É, pois, precisamente assim – não o esqueçamos também aqui, em Portugal! – que os fascistas, e em particular os fascistas modernos, travestidos de “democratas”, actuam!
O “combate à corrupção”
Por outro lado, a questão dos “telhados de vidro” dos partidos tradicionais da área do Poder é outro dos problemas centrais na falta de um combate ideológico consequente à demagogia do Chega e de André Ventura. Estes, (apenas) porque sabem ser esse, compreensivelmente, um tema que muito preocupa e repugna a maioria dos cidadãos, passam agora a vida a falar no combate à corrupção.
O programa eleitoral do Chega, de 175 páginas e pomposamente intitulado “Limpar Portugal”, tem no seu primeiro capítulo, intitulado “Limpar Portugal da corrupção”, 21 medidas. Destas, umas nada têm que ver com o combate à corrupção (19, 20 e 21), como as referentes à composição do Conselho Superior da Magistratura, às avaliações dos juízes e à publicação das sentenças, e outras não passam de declarações genéricas sem qualquer conteúdo, como “reforço de meios”, “optimização da capacidade de cooperação” e “reforço na formação de magistrados” (1), “ampliar a incriminação de (…)” (3), “promover um sistema eficaz de reintrodução dos valores apreendidos na economia” (5). Outras medidas – em particular as de inspiração “bolsonarista”, como a delação premiada ou o aumento de penas para crimes contra o património – são justiceiras, mas ou inconstitucionais ou ineficazes, ou ambas. E todas mantêm intacta a essência do fenómeno da corrupção, que reside na concepção, e na prática de décadas dos partidos do Poder, de considerarem a “coisa pública”, ou seja, as estruturas da Administração Pública e as empresas do sector público, como saborosas fatias de um bolo, não a atribuir por mérito, mas sim a distribuir por amigos político-partidários e/ou familiares.

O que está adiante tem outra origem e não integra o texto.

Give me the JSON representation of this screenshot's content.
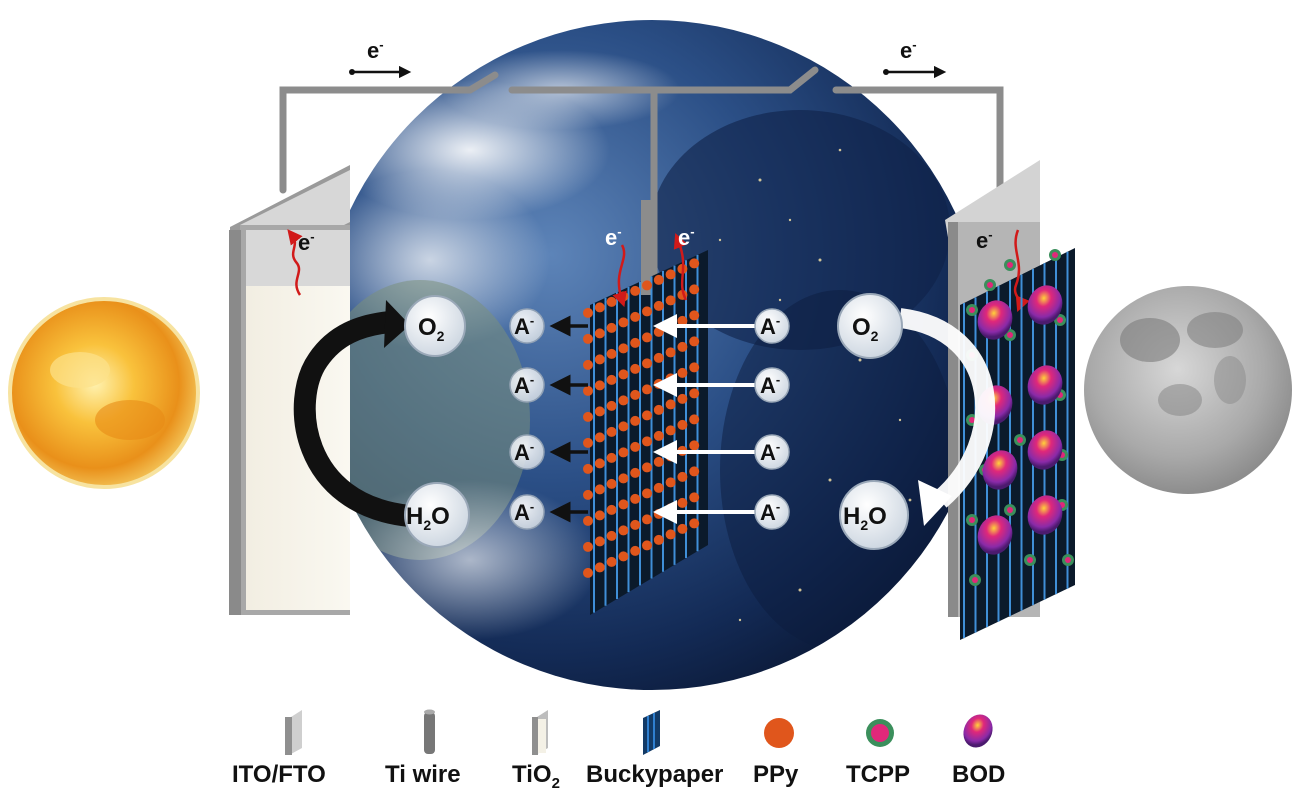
{
  "electron": {
    "base": "e",
    "sup": "-"
  },
  "species": {
    "oxygen": {
      "base": "O",
      "sub": "2"
    },
    "water": {
      "pre": "H",
      "sub": "2",
      "post": "O"
    },
    "anion": {
      "base": "A",
      "sup": "-"
    }
  },
  "legend": [
    {
      "key": "ito",
      "label": "ITO/FTO"
    },
    {
      "key": "ti",
      "label": "Ti wire"
    },
    {
      "key": "tio2",
      "label": "TiO",
      "sub": "2"
    },
    {
      "key": "bucky",
      "label": "Buckypaper"
    },
    {
      "key": "ppy",
      "label": "PPy"
    },
    {
      "key": "tcpp",
      "label": "TCPP"
    },
    {
      "key": "bod",
      "label": "BOD"
    }
  ],
  "colors": {
    "wire": "#8c8c8c",
    "ppy": "#e0561c",
    "tcpp_ring": "#3b8f5c",
    "tcpp_core": "#e0287a",
    "bod": "#8a2aa8",
    "red_arrow": "#d11a1a",
    "sun": "#f2a21c",
    "moon": "#9a9a9a",
    "earth_ocean": "#1d3a6b"
  }
}
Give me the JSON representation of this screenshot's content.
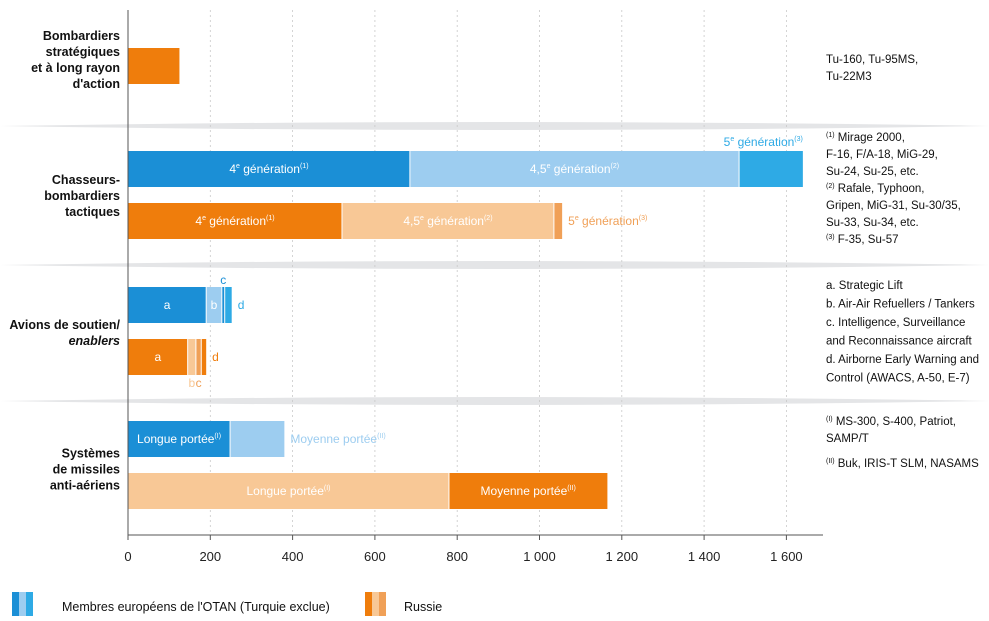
{
  "colors": {
    "otan_dark": "#1b8fd6",
    "otan_light": "#9dcdf0",
    "otan_mid": "#2eaae5",
    "rus_dark": "#ef7d0c",
    "rus_light": "#f8c896",
    "rus_mid": "#f0a057",
    "band": "#e4e5e7",
    "grid": "#c9c9c9",
    "axis": "#555555"
  },
  "chart_data": {
    "type": "bar",
    "orientation": "horizontal",
    "stacked": true,
    "xlim": [
      0,
      1700
    ],
    "x_ticks": [
      0,
      200,
      400,
      600,
      800,
      1000,
      1200,
      1400,
      1600
    ],
    "x_tick_labels": [
      "0",
      "200",
      "400",
      "600",
      "800",
      "1 000",
      "1 200",
      "1 400",
      "1 600"
    ],
    "grid": true,
    "legend": {
      "placement": "bottom-left",
      "entries": [
        {
          "label": "Membres européens de l'OTAN (Turquie exclue)",
          "colors": [
            "#1b8fd6",
            "#9dcdf0",
            "#2eaae5"
          ]
        },
        {
          "label": "Russie",
          "colors": [
            "#ef7d0c",
            "#f8c896",
            "#f0a057"
          ]
        }
      ]
    },
    "groups": [
      {
        "label_lines": [
          "Bombardiers",
          "stratégiques",
          "et à long rayon",
          "d'action"
        ],
        "italic_lines": [],
        "notes": [
          {
            "text": "Tu-160, Tu-95MS,"
          },
          {
            "text": "Tu-22M3"
          }
        ],
        "bars": [
          {
            "series": "Russie",
            "segments": [
              {
                "value": 125,
                "color": "#ef7d0c",
                "label": "",
                "label_pos": "none"
              }
            ]
          }
        ]
      },
      {
        "label_lines": [
          "Chasseurs-",
          "bombardiers",
          "tactiques"
        ],
        "italic_lines": [],
        "notes": [
          {
            "sup": "(1)",
            "text": "Mirage 2000,"
          },
          {
            "text": "F-16, F/A-18, MiG-29,"
          },
          {
            "text": "Su-24, Su-25, etc."
          },
          {
            "sup": "(2)",
            "text": "Rafale, Typhoon,"
          },
          {
            "text": "Gripen, MiG-31, Su-30/35,"
          },
          {
            "text": "Su-33, Su-34, etc."
          },
          {
            "sup": "(3)",
            "text": "F-35, Su-57"
          }
        ],
        "bars": [
          {
            "series": "Membres européens de l'OTAN (Turquie exclue)",
            "segments": [
              {
                "value": 685,
                "color": "#1b8fd6",
                "label": "4",
                "label_sup": "e",
                "label_rest": " génération",
                "label_note": "(1)",
                "label_pos": "inside"
              },
              {
                "value": 800,
                "color": "#9dcdf0",
                "label": "4,5",
                "label_sup": "e",
                "label_rest": " génération",
                "label_note": "(2)",
                "label_pos": "inside"
              },
              {
                "value": 155,
                "color": "#2eaae5",
                "label": "5",
                "label_sup": "e",
                "label_rest": " génération",
                "label_note": "(3)",
                "label_pos": "above-end"
              }
            ]
          },
          {
            "series": "Russie",
            "segments": [
              {
                "value": 520,
                "color": "#ef7d0c",
                "label": "4",
                "label_sup": "e",
                "label_rest": " génération",
                "label_note": "(1)",
                "label_pos": "inside"
              },
              {
                "value": 515,
                "color": "#f8c896",
                "label": "4,5",
                "label_sup": "e",
                "label_rest": " génération",
                "label_note": "(2)",
                "label_pos": "inside"
              },
              {
                "value": 20,
                "color": "#f0a057",
                "label": "5",
                "label_sup": "e",
                "label_rest": " génération",
                "label_note": "(3)",
                "label_pos": "after"
              }
            ]
          }
        ]
      },
      {
        "label_lines": [
          "Avions de soutien/",
          "enablers"
        ],
        "italic_lines": [
          1
        ],
        "notes": [
          {
            "text": "a. Strategic Lift"
          },
          {
            "text": "b. Air-Air Refuellers / Tankers"
          },
          {
            "text": "c. Intelligence, Surveillance"
          },
          {
            "text": "and Reconnaissance aircraft"
          },
          {
            "text": "d. Airborne Early Warning and"
          },
          {
            "text": "Control (AWACS, A-50, E-7)"
          }
        ],
        "bars": [
          {
            "series": "Membres européens de l'OTAN (Turquie exclue)",
            "segments": [
              {
                "value": 190,
                "color": "#1b8fd6",
                "label": "a",
                "label_pos": "inside"
              },
              {
                "value": 38,
                "color": "#9dcdf0",
                "label": "b",
                "label_pos": "inside"
              },
              {
                "value": 7,
                "color": "#1b8fd6",
                "label": "c",
                "label_pos": "above"
              },
              {
                "value": 17,
                "color": "#2eaae5",
                "label": "d",
                "label_pos": "after"
              }
            ]
          },
          {
            "series": "Russie",
            "segments": [
              {
                "value": 145,
                "color": "#ef7d0c",
                "label": "a",
                "label_pos": "inside"
              },
              {
                "value": 20,
                "color": "#f8c896",
                "label": "b",
                "label_pos": "below"
              },
              {
                "value": 13,
                "color": "#f0a057",
                "label": "c",
                "label_pos": "below"
              },
              {
                "value": 12,
                "color": "#ef7d0c",
                "label": "d",
                "label_pos": "after"
              }
            ]
          }
        ]
      },
      {
        "label_lines": [
          "Systèmes",
          "de missiles",
          "anti-aériens"
        ],
        "italic_lines": [],
        "notes": [
          {
            "sup": "(I)",
            "text": "MS-300, S-400, Patriot,"
          },
          {
            "text": "SAMP/T"
          },
          {
            "gap": true
          },
          {
            "sup": "(II)",
            "text": "Buk, IRIS-T SLM, NASAMS"
          }
        ],
        "bars": [
          {
            "series": "Membres européens de l'OTAN (Turquie exclue)",
            "segments": [
              {
                "value": 248,
                "color": "#1b8fd6",
                "label": "Longue portée",
                "label_note": "(I)",
                "label_pos": "inside"
              },
              {
                "value": 132,
                "color": "#9dcdf0",
                "label": "Moyenne portée",
                "label_note": "(II)",
                "label_pos": "after"
              }
            ]
          },
          {
            "series": "Russie",
            "segments": [
              {
                "value": 780,
                "color": "#f8c896",
                "label": "Longue portée",
                "label_note": "(I)",
                "label_pos": "inside"
              },
              {
                "value": 385,
                "color": "#ef7d0c",
                "label": "Moyenne portée",
                "label_note": "(II)",
                "label_pos": "inside"
              }
            ]
          }
        ]
      }
    ]
  }
}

Ora, como é evidente, precisamente por esta razão não são essas forças políticas que estão agora em condições de criticar consequentemente as posições de André Ventura no combate à corrupção, para mais sendo este um “especialista” (e como se tem visto nos debates eleitorais, com a mais extraordinária conivência de grande parte dos jornalistas, interessados, ou feitos interessar, sobretudo na acrescida audiência que uma “peixeirada” possa significar e chegando ao cúmulo de lhe dar mais tempo de antena do que aos adversários…) nas viciosas técnicas da interrupção sistemática do adversário (nos 3 primeiros debates, em média, Ventura interrompeu, de 15 em 15 segundos, o seu antagonista quando este estava a falar), do ataque pessoal, da mera “boca”, da artimanha do atirar para o ar uma afirmação geral com a qual, em abstracto, toda a gente concorda (do estilo: “nós, Chega, queremos combater a corrupção” ou “queremos apoiar os velhinhos”), para logo depois procurar confrontar o adversário com uma pergunta, feita de chofre e em tom provocatório-sensacionalista (do estilo: “mas afinal não concorda com isto?”) e da produção em rajada de falsidades e contradições com o que disse na véspera. Em suma, da completa e mal-educada demagogia e ausência de debate sério sobre o que quer que seja.
Assim, chamar os cidadãos à participação cívica mais intensa, promover a sua intervenção nos processos de decisão a todos os níveis, defender e praticar a basilar exigência democrática da prestação de contas por parte de todos os que exercem qualquer tipo de poder, exigir e praticar uma séria demarcação quanto a todas as condutas e posturas erradas, a firme preservação da memória colectiva acerca de como sempre actuaram e actuam os fascistas, a explicação e pedagógica denúncia (implacável e fundamentada) das demagógicas e mentirosas posições e propostas do Chega, eis o único caminho que permitirá arrancar a pele de cordeiro e travar o passo à verdadeira “matilha negra” de André Ventura e quejandos!